Niños de la comuna de Alto Hospicio (norte) quienes participaron en el campamento de verano sobre derechos de los niños.

Para muchos niños, el campamento de verano es un lugar al cual van como escapatoria. Para algunos de ellos en Chile, los campamentos de la Fundación Laura Vicuña son un lugar al cual ir ¡para sentirse empoderados!

La Fundación Laura Vicuña fortaleció los materiales de capacitación para voluntarios, para llevar a cabo campamentos de verano informativos, entretenidos e interactivos centrados en enseñar a niños provenientes de sectores vulnerables acerca de sus derechos humanos básicos gracias al aporte de $16,800 dólares canadienses provenientes del Fondo Canadiense para Iniciativas Locales (FCIL) de la Embajada.

La sección chilena de esta fundación internacional se dedica a desarrollar programas y proyectos sociales que empoderan a niños menos favorecidos que viven en regiones vulnerables, lo que incluye más de 42.000 niñas, jóvenes y mujeres anualmente.

Los fondos proporcionados por el FCIL fueron utilizados para actualizar los materiales de capacitación para los voluntarios del campamento de verano. A los veinte voluntarios jóvenes, monitores de las cuatro escuelas de verano a lo largo de Chile, se les enseñó acerca de los fundamentos de la Convención sobre los Derechos del Niño, de la cual Chile es signatario, y los diferentes métodos para enseñar a los niños acerca de sus derechos humanos básicos de forma entretenida e interactiva.

Los niños que participan en los campamentos de verano de la fundación, viven en algunos de los barrios más pobres de Chile. Este año los campamentos de verano se desarrollaron en Alto Hospicio (cerca de la ciudad de Iquique en el norte), Renca (Región de Santiago), Lautaro, y Lonquimay (ambos ubicados al sur en la región de la Araucanía, hogar del grupo indígena Mapuche).

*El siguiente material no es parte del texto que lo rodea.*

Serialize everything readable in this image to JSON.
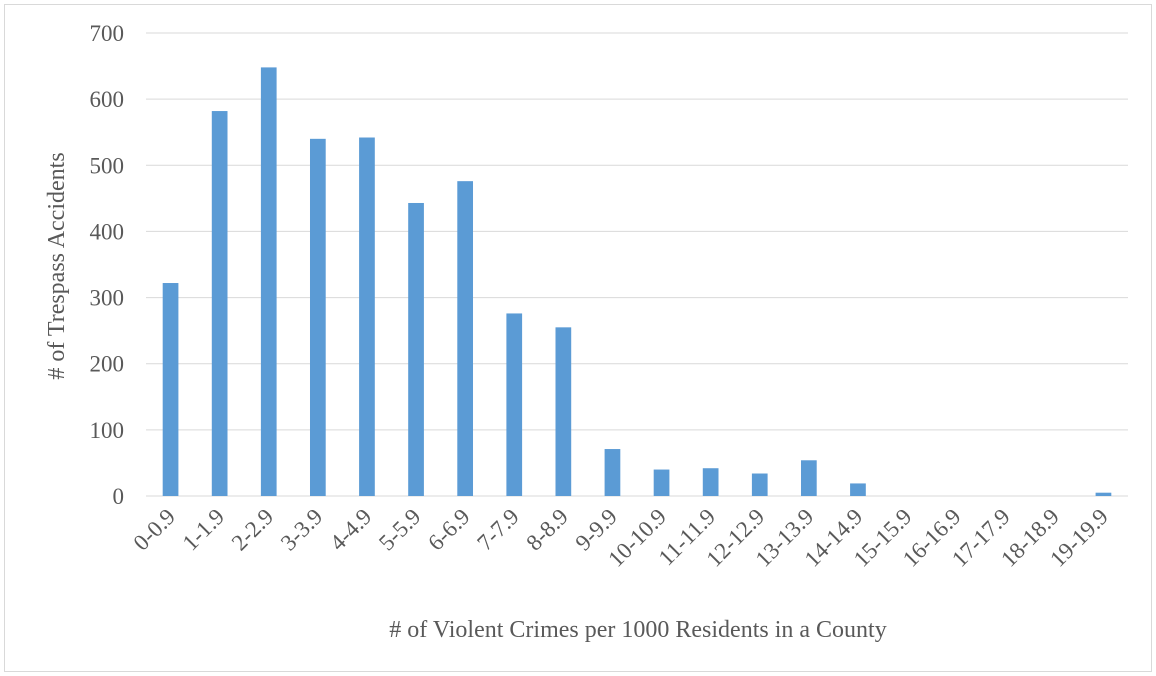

Las duras condiciones de vida para las familias locales que habitan en estas cuatro regiones, son exacerbadas por los bajos ingresos, la falta de empleo y viviendas precarias. Las estadísticas han demostrado que las personas, tanto de comunidades indígenas, como no indígenas, viven en la pobreza o en la miseria más absoluta; Alto Hospicio (16,26%), Renca (19,2%), Lautaro (20,9%), y Lonquimay (37,78). Como consecuencia, los jóvenes de estas comunidades a menudo no tienen oportunidades de participación y desarrollo infanto-juvenil.

Estos campamentos de tiempo completo han permitido que niños, quienes de otro modo probablemente no hubiesen tenido actividades estimuladoras durante sus vacaciones de verano, interactúen con otros mientras que aprenden lecciones valiosas que les cambiarán la vida acerca de sus derechos humanos básicos. A través del uso de artes visuales y teatrales, los niños expresaron lo que aprendieron acerca de sus derechos y sus responsabilidades como ciudadanos y como niños. Los beneficios que se esperan de estos campamentos, son que niños y jóvenes comiencen a crear altas expectativas para su desarrollo.

La Fundación Laura Vicuña es una organización cristiana internacional fundada en 1990. Se dedica a abordar las necesidades y problemas de niños en situación de calle. La Fundación apunta a garantizar la continuidad y convergencia de intervenciones educacionales y de desarrollo, para empoderar a los niños a que sean ciudadanos honestos, productivos y autosuficientes.